RSGB Convention Report by Dave G4FKI

I visited the RSGB convention at Horwood House near Milton Keynes today (Saturday 8th October). This was my first visit, and must say I found it a enjoyable day out.

There are five lectures running at the same time, each of 45 minutes in length. [Click here for full lecture programme over the weekend].  My first one at 09:30 was “A tour of the ARRL”, by Bob NQ1R. This gave a fascinating insight into the ARRL organisation; here are a few points I picked up:-

  • The ARRLwill celebrate 100 years in 2014.
  • They employ 110 full time staff at their HQ, including a CAD team and a fully equipped Lab.
  • Around 12 staff working on DXCC and awards etc.
  • The QSL team dealt will 900,000 cards in 2010.
  • There are over 2,000 radio clubs in the USA; 44,000 users of logbook of the world (LoTW).
  • There are 7 acres of land at ARRL HQ.
  • W1AW, the ARRL station, has a large array of antenna’s, and several operating positions.
  • ARRL have over 156,000 members,  5 million dollars in dues, and 3m dollars in books sales etc. Some ARRL publications are translated into Chinese for that market.

By answering a simple question correctly, I won a ARRL handbook!

Lecture two, was “Africa in 2 suitcases” a talk about portable operation by G3RWF,who has had experience operating around Africa on and off since the sixties. An insight into the procedures to take when planning a foreign trip, operating Amateur Radio, some great pictures of temporary antennas used.

Lecture three was “RSGB towards 2020”, a presentation by the RSGB president, regarding the future plans for the Society.  A discussion took place from the floor regarding the problems of Peter Kirby. Due to ongoing investigations this could not be discussed in detail.The average age of UK amateurs is now 65, the last survey done showed it as 55,plus the membership has declined by 17 per cent in 10 years.
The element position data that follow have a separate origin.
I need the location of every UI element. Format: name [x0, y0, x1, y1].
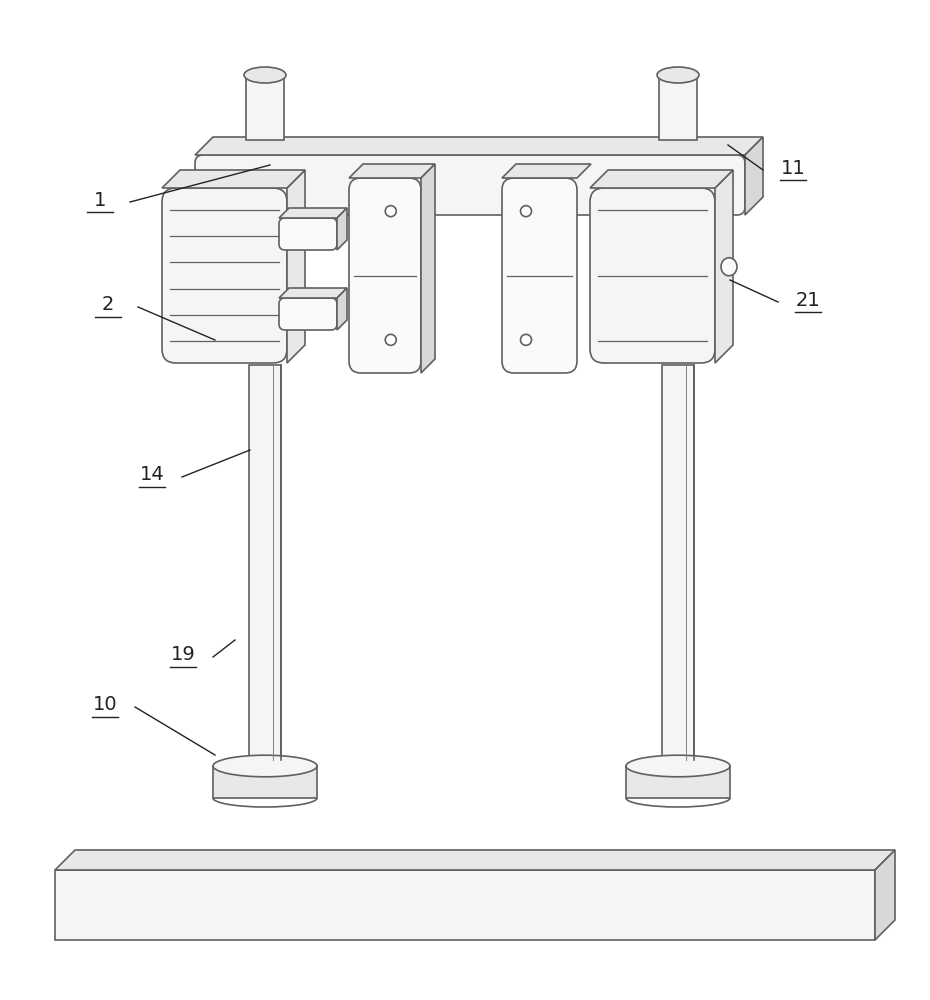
Polygon shape [745, 137, 763, 215]
Polygon shape [246, 75, 284, 140]
Polygon shape [195, 137, 763, 155]
Ellipse shape [721, 258, 737, 276]
Polygon shape [279, 208, 347, 218]
Text: 19: 19 [170, 646, 195, 664]
Polygon shape [213, 766, 317, 798]
Polygon shape [421, 164, 435, 373]
Ellipse shape [657, 67, 699, 83]
Polygon shape [502, 164, 591, 178]
Polygon shape [337, 208, 347, 250]
Polygon shape [715, 170, 733, 363]
Polygon shape [349, 164, 435, 178]
Text: 1: 1 [94, 190, 106, 210]
Polygon shape [55, 850, 895, 870]
Ellipse shape [244, 67, 286, 83]
Ellipse shape [521, 206, 532, 217]
Ellipse shape [213, 755, 317, 777]
Polygon shape [875, 850, 895, 940]
Polygon shape [590, 170, 733, 188]
Polygon shape [662, 365, 694, 760]
FancyBboxPatch shape [195, 155, 745, 215]
Text: 14: 14 [140, 466, 165, 485]
Ellipse shape [385, 334, 396, 345]
Polygon shape [287, 170, 305, 363]
Polygon shape [626, 766, 730, 798]
Polygon shape [659, 75, 697, 140]
Ellipse shape [385, 206, 396, 217]
Ellipse shape [626, 755, 730, 777]
Polygon shape [249, 365, 281, 760]
FancyBboxPatch shape [279, 218, 337, 250]
Text: 11: 11 [780, 158, 805, 178]
FancyBboxPatch shape [590, 188, 715, 363]
Text: 21: 21 [796, 290, 820, 310]
Polygon shape [337, 288, 347, 330]
FancyBboxPatch shape [502, 178, 577, 373]
Text: 10: 10 [93, 696, 117, 714]
FancyBboxPatch shape [279, 298, 337, 330]
Polygon shape [162, 170, 305, 188]
Text: 2: 2 [101, 296, 114, 314]
FancyBboxPatch shape [162, 188, 287, 363]
Ellipse shape [521, 334, 532, 345]
FancyBboxPatch shape [349, 178, 421, 373]
Polygon shape [279, 288, 347, 298]
Polygon shape [55, 870, 875, 940]
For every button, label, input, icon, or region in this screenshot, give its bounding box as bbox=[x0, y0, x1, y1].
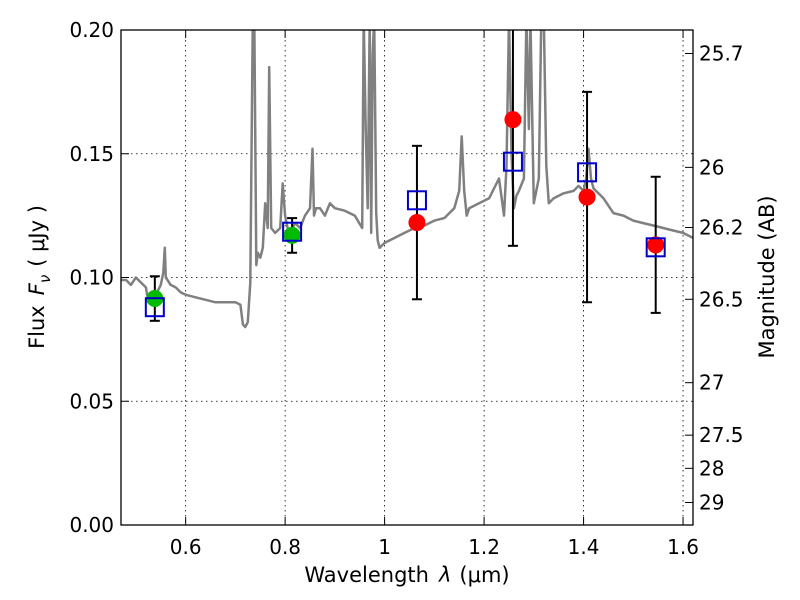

There is need for the hobby to get publicity, as few people know what the hobby is about, and the need for younger people, as well as mention of the EGM in November.

After an enjoyable lunch a wander around the trade stands ie Martin Lynch,Kenwood , Icom, ARRL etc.

Lecture four was a talk by Cams hams on their expeditions to Scotland.

Lecture five, a great presentation by Father and son Tom and Jimmy Read, about SOTA operating around the UK. Tom has a wealth of knowledge and experience over the years, with some video footage of operation in the Isle of Man, and showing the problems encountered whilst operating.

The final one of the day I attended was “G3PYE, the story of the Cambridge repeater group”; also Cams Hams, from the start of GB3PI repeater, plus GB3PY, RTTY repeaters, through to D-Star etc.They are a active group with their own vehicle “flossie”, a large white van used not only by them, but is available for use by Raynet, other radio clubs and the local community radio group. The fully equipped van has a 20m high mast , ideal for contests etc. The Cams hams group also give a number of talks to clubs regarding ideas for encouraging amateur radio in clubs and groups, and get people having fun, and get out in the field operating. During the lecture, the Cams Hams were giving away donuts to all who wanted to partake.

Given the small cost of the admission, a fascinating event which runs from Friday night through to Sunday night.